[whatwg] API for encoding/decoding ArrayBuffers into text
Glenn Maynard
glenn at zewt.org
Mon Mar 26 16:12:22 PDT 2012
On Mon, Mar 26, 2012 at 4:49 PM, Joshua Bell <jsbell at chromium.org> wrote:
> * A |stream| option, per the above
>
Does this make sense when you're using stream: false to flush the stream?
It's still a streaming operation. I guess it's "close enough".
* A |nullTerminator| option eliminates the need for a stringLength method
> (hasta la vista, baby!)
>
I strongly disagree with this change. It's much cleaner and more generic
for the decoding algorithm to not know anything about null terminators, and
to have separate general-purpose methods to determine the length of the
string (memchr/wmemchr analogs, which we should have anyway). We made this
simplification a long time ago--why did you resurrect this?

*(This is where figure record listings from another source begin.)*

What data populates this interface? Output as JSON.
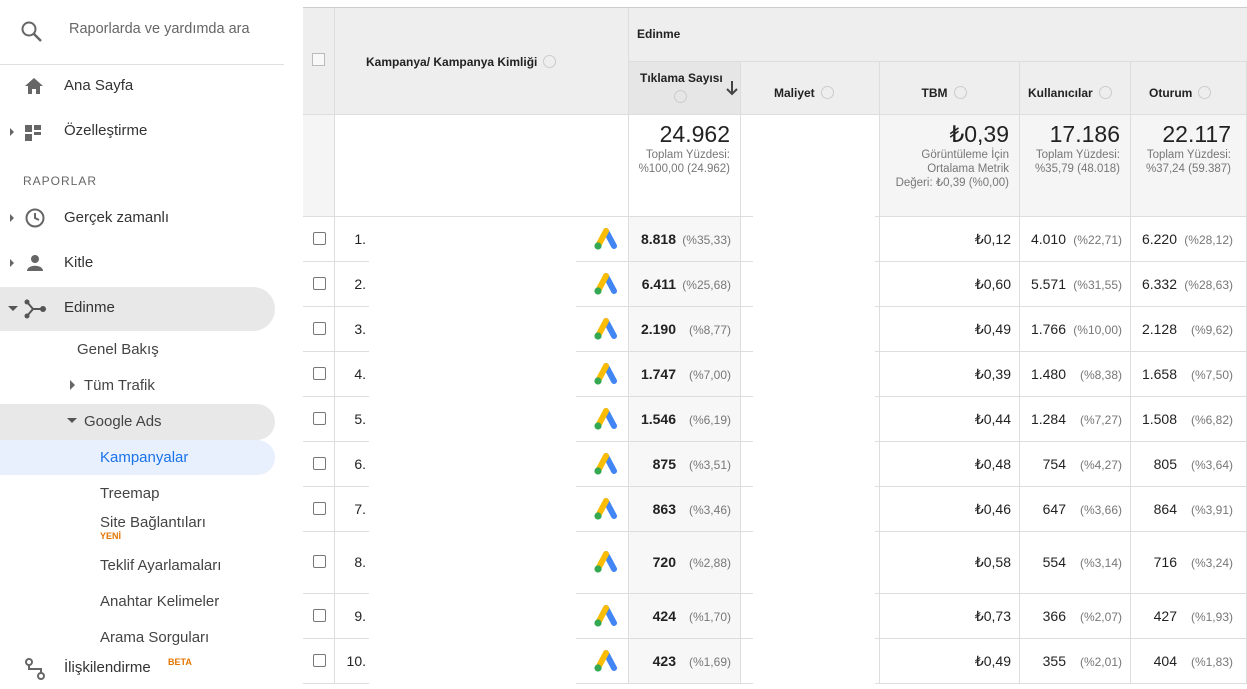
{
  "sidebar": {
    "search": "Raporlarda ve yardımda ara",
    "items": [
      "Ana Sayfa",
      "Özelleştirme"
    ],
    "section": "RAPORLAR",
    "reports": [
      "Gerçek zamanlı",
      "Kitle",
      "Edinme"
    ],
    "acquisition": [
      "Genel Bakış",
      "Tüm Trafik",
      "Google Ads"
    ],
    "google_ads": [
      "Kampanyalar",
      "Treemap",
      "Site Bağlantıları",
      "Teklif Ayarlamaları",
      "Anahtar Kelimeler",
      "Arama Sorguları"
    ],
    "new_badge": "YENİ",
    "attribution": "İlişkilendirme",
    "beta_badge": "BETA"
  },
  "table": {
    "group_header": "Edinme",
    "columns": [
      "Kampanya/ Kampanya Kimliği",
      "Tıklama Sayısı",
      "Maliyet",
      "TBM",
      "Kullanıcılar",
      "Oturum"
    ],
    "totals": {
      "clicks": "24.962",
      "clicks_note": "Toplam Yüzdesi: %100,00 (24.962)",
      "cpc": "₺0,39",
      "cpc_note": "Görüntüleme İçin Ortalama Metrik Değeri: ₺0,39 (%0,00)",
      "users": "17.186",
      "users_note": "Toplam Yüzdesi: %35,79 (48.018)",
      "sessions": "22.117",
      "sessions_note": "Toplam Yüzdesi: %37,24 (59.387)"
    },
    "rows": [
      [
        "1.",
        "8.818",
        "(%35,33)",
        "₺0,12",
        "4.010",
        "(%22,71)",
        "6.220",
        "(%28,12)"
      ],
      [
        "2.",
        "6.411",
        "(%25,68)",
        "₺0,60",
        "5.571",
        "(%31,55)",
        "6.332",
        "(%28,63)"
      ],
      [
        "3.",
        "2.190",
        "(%8,77)",
        "₺0,49",
        "1.766",
        "(%10,00)",
        "2.128",
        "(%9,62)"
      ],
      [
        "4.",
        "1.747",
        "(%7,00)",
        "₺0,39",
        "1.480",
        "(%8,38)",
        "1.658",
        "(%7,50)"
      ],
      [
        "5.",
        "1.546",
        "(%6,19)",
        "₺0,44",
        "1.284",
        "(%7,27)",
        "1.508",
        "(%6,82)"
      ],
      [
        "6.",
        "875",
        "(%3,51)",
        "₺0,48",
        "754",
        "(%4,27)",
        "805",
        "(%3,64)"
      ],
      [
        "7.",
        "863",
        "(%3,46)",
        "₺0,46",
        "647",
        "(%3,66)",
        "864",
        "(%3,91)"
      ],
      [
        "8.",
        "720",
        "(%2,88)",
        "₺0,58",
        "554",
        "(%3,14)",
        "716",
        "(%3,24)"
      ],
      [
        "9.",
        "424",
        "(%1,70)",
        "₺0,73",
        "366",
        "(%2,07)",
        "427",
        "(%1,93)"
      ],
      [
        "10.",
        "423",
        "(%1,69)",
        "₺0,49",
        "355",
        "(%2,01)",
        "404",
        "(%1,83)"
      ]
    ]
  }
}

array = new Int8Array(myArrayBuffer);
length = array.indexOf(0); // same semantics as String.indexOf
if(length != -1)
array = array.subarray(0, length);
new TextDecoder('utf-8').decode(array);
* BOM handling needs to be resolved. The Encoding spec makes the encoding
> label secondary to the BOM. With this API it's unclear if that should be
> the case. Options include having a mismatching BOM throw, treating a
> mismatching BOM as a decoding error (i.e. fallback or throw, depending on
> options), or allow the BOM to actually switch the decoder used for this
> "stream" - possibly if-and-only-if the default encoding was specified.
>
The path of fewest errors is probably to have a BOM override the specified
UTF-16 endianness, so saying "UTF-16BE" just changes the default.
An aside:
The TypedArray constructors have a depressing design bug: new
Int8Array(someOtherView) makes a copy of the data. It's nonsensical that
view constructors create a view when passed an ArrayBuffer, but a copy when
passed another view. This doesn't make any kind of sense; creating a view
should create a *view* if it's passed an object that already has
ArrayBuffer-based storage, and making a copy should have been its own
operation.
This means we can't say "creating a view is cheap"; we have to qualify it:
"creating a view is cheap, as long as you're careful not to call a
constructor that makes a copy".
It's frustrating that we're now stuck with a confusing, inconsistent API
like this. I'm sure it's much too late to fix this properly, but hopefully
an option can be added to fix it, so a new TypedArray(TypedArray, {view:
true}) call actually creates a view.